The Queen’s Bench Division has dismissed a claim for damages under the Occupiers’ Liability Act 1957 in Oonagh Murphy v Milton Keynes Parks Trust Ltd and Milton Keynes Council [2021] EWHC 2917.
The claimant fell when walking across the forecourt of the One Stop shop owned by the first defendant. The second defendant was the highway authority responsible for the pavement which ran adjacent to the shop forecourt. There was no dispute that the claimant fell and injured herself but both defendants denied liability.
The first defendant was the occupier of the forecourt for the purposes of the 1957 Act and so under s2 owed a duty to all visitors to take such care as in all the circumstances of the case is reasonable to see that the visitor will be reasonably safe in using the premises for the purposes for which they are invited or permitted by the occupier to be there. The second defendant had a duty to maintain the pavement under s41 of the Highways Act 1980, and while the section does not provide for a standard of maintenance, it was agreed that the standard is whether the highway is dangerous – Jones v Rhondda Cynon Taff CBC [2009] RTR 13.
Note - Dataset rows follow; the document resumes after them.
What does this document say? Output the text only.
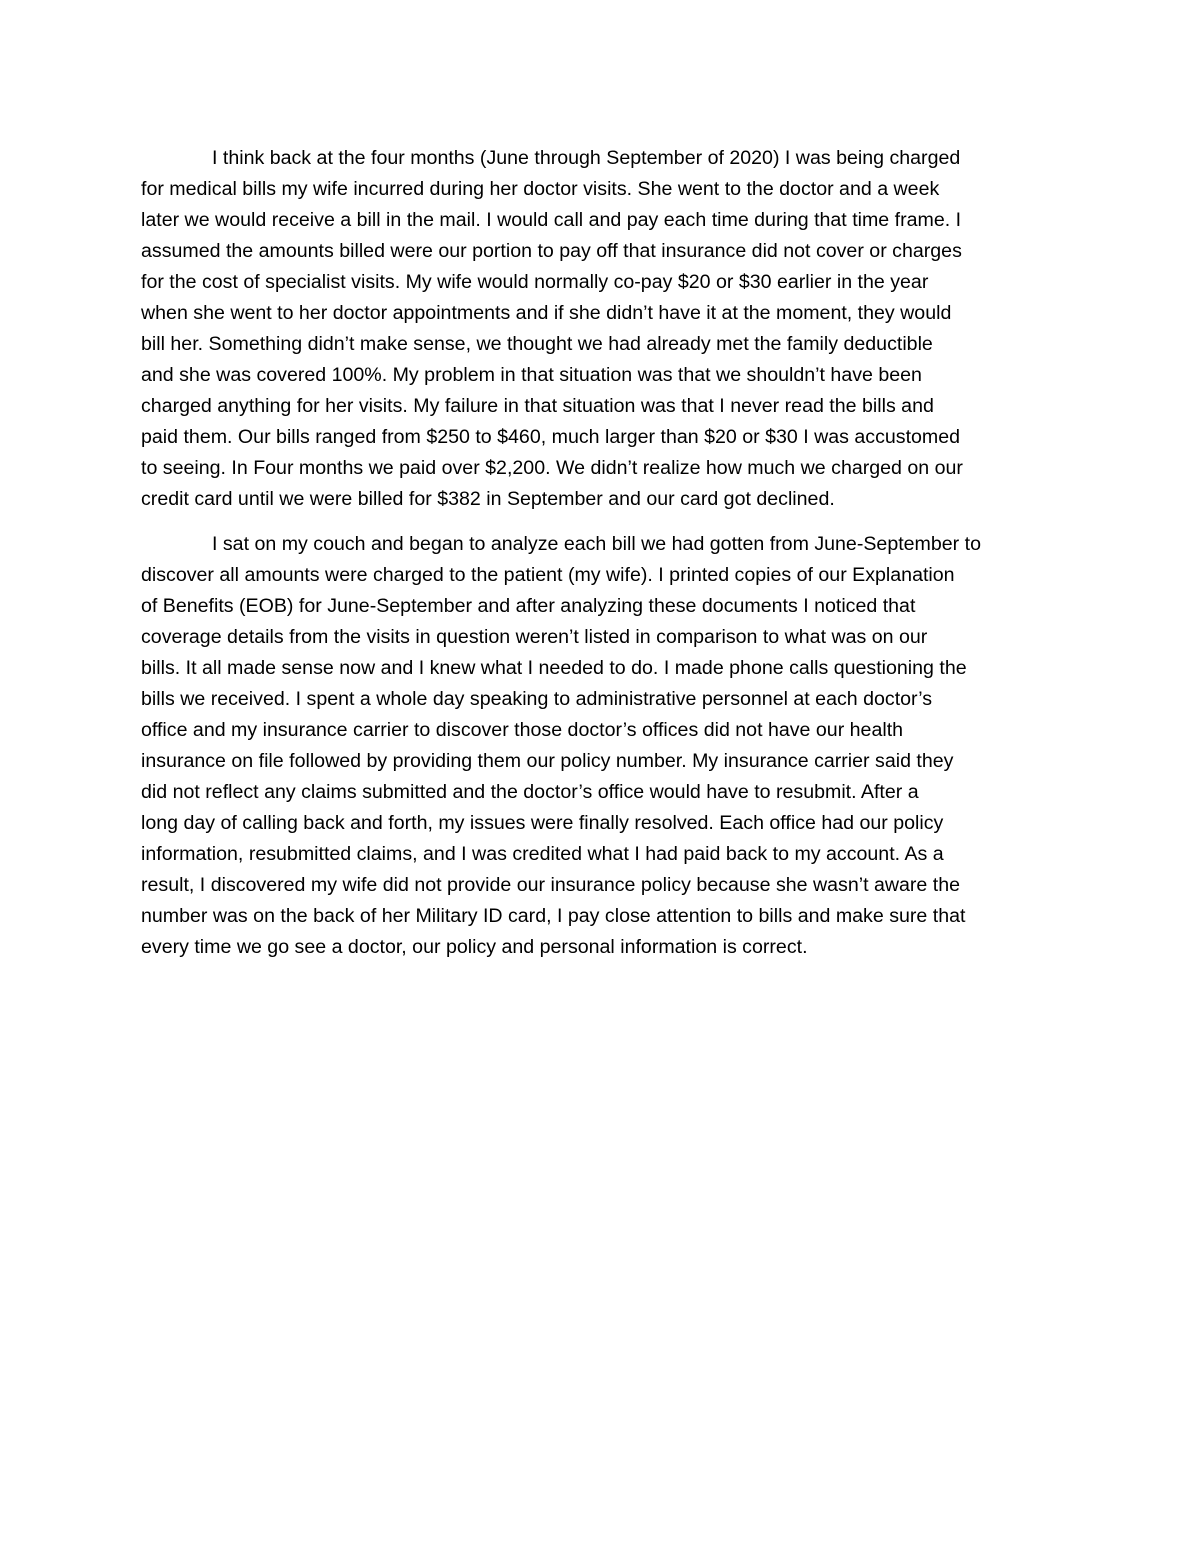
I think back at the four months (June through September of 2020) I was being charged
for medical bills my wife incurred during her doctor visits. She went to the doctor and a week
later we would receive a bill in the mail. I would call and pay each time during that time frame. I
assumed the amounts billed were our portion to pay off that insurance did not cover or charges
for the cost of specialist visits. My wife would normally co-pay $20 or $30 earlier in the year
when she went to her doctor appointments and if she didn’t have it at the moment, they would
bill her. Something didn’t make sense, we thought we had already met the family deductible
and she was covered 100%. My problem in that situation was that we shouldn’t have been
charged anything for her visits. My failure in that situation was that I never read the bills and
paid them. Our bills ranged from $250 to $460, much larger than $20 or $30 I was accustomed
to seeing. In Four months we paid over $2,200. We didn’t realize how much we charged on our
credit card until we were billed for $382 in September and our card got declined.

I sat on my couch and began to analyze each bill we had gotten from June-September to
discover all amounts were charged to the patient (my wife). I printed copies of our Explanation
of Benefits (EOB) for June-September and after analyzing these documents I noticed that
coverage details from the visits in question weren’t listed in comparison to what was on our
bills. It all made sense now and I knew what I needed to do. I made phone calls questioning the
bills we received. I spent a whole day speaking to administrative personnel at each doctor’s
office and my insurance carrier to discover those doctor’s offices did not have our health
insurance on file followed by providing them our policy number. My insurance carrier said they
did not reflect any claims submitted and the doctor’s office would have to resubmit. After a
long day of calling back and forth, my issues were finally resolved. Each office had our policy
information, resubmitted claims, and I was credited what I had paid back to my account. As a
result, I discovered my wife did not provide our insurance policy because she wasn’t aware the
number was on the back of her Military ID card, I pay close attention to bills and make sure that
every time we go see a doctor, our policy and personal information is correct.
The forecourt comprised a large block-paved area where cars can park, with a marked area to one side for pedestrians: it sloped to the pavement, which was also block-paved. A community centre was also at the location. The area was busy being used by a whole range of people, young and elderly. The claimant tripped when placing her foot in a depression in the surface of the forecourt/pavement which caused her to stumble and fall.
The court was satisfied that the depression was a maximum of 27mm in depth over a minimum diameter of 500mm with no sharp edges and accepted the defendants’ evidence that no repairs had been carried out to the depression since 2015. The Milton Keynes Code of Practice for Highways Safety Inspections January 2017 provided guidance for inspectors that “a depression will be identified as an actionable defect when it is 40mm or more in depth and has a maximum horizontal measurement less than 300mm”. There had been no complaints to the first defendant about the area since 2015.
The court dismissed the claim, finding that the depression was significantly less than the second defendant’s guidance for actionable defects and that the gradient was less than would be found across drop kerbs across the borough. The depression had existed since at least 2012 and, despite the area being a busy thoroughfare for the local community, there had been no other recorded accidents or falls at the location.
The condition of the forecourt was reasonable, and the claimant was reasonably safe when walking across it. The pavement was not dangerous: it was reasonably passable for the pedestrians moving across it. To expect the defendants to maintain the forecourt or pavement in a perfect condition without any slightly raised edges or depressions would not be realistic or practicable.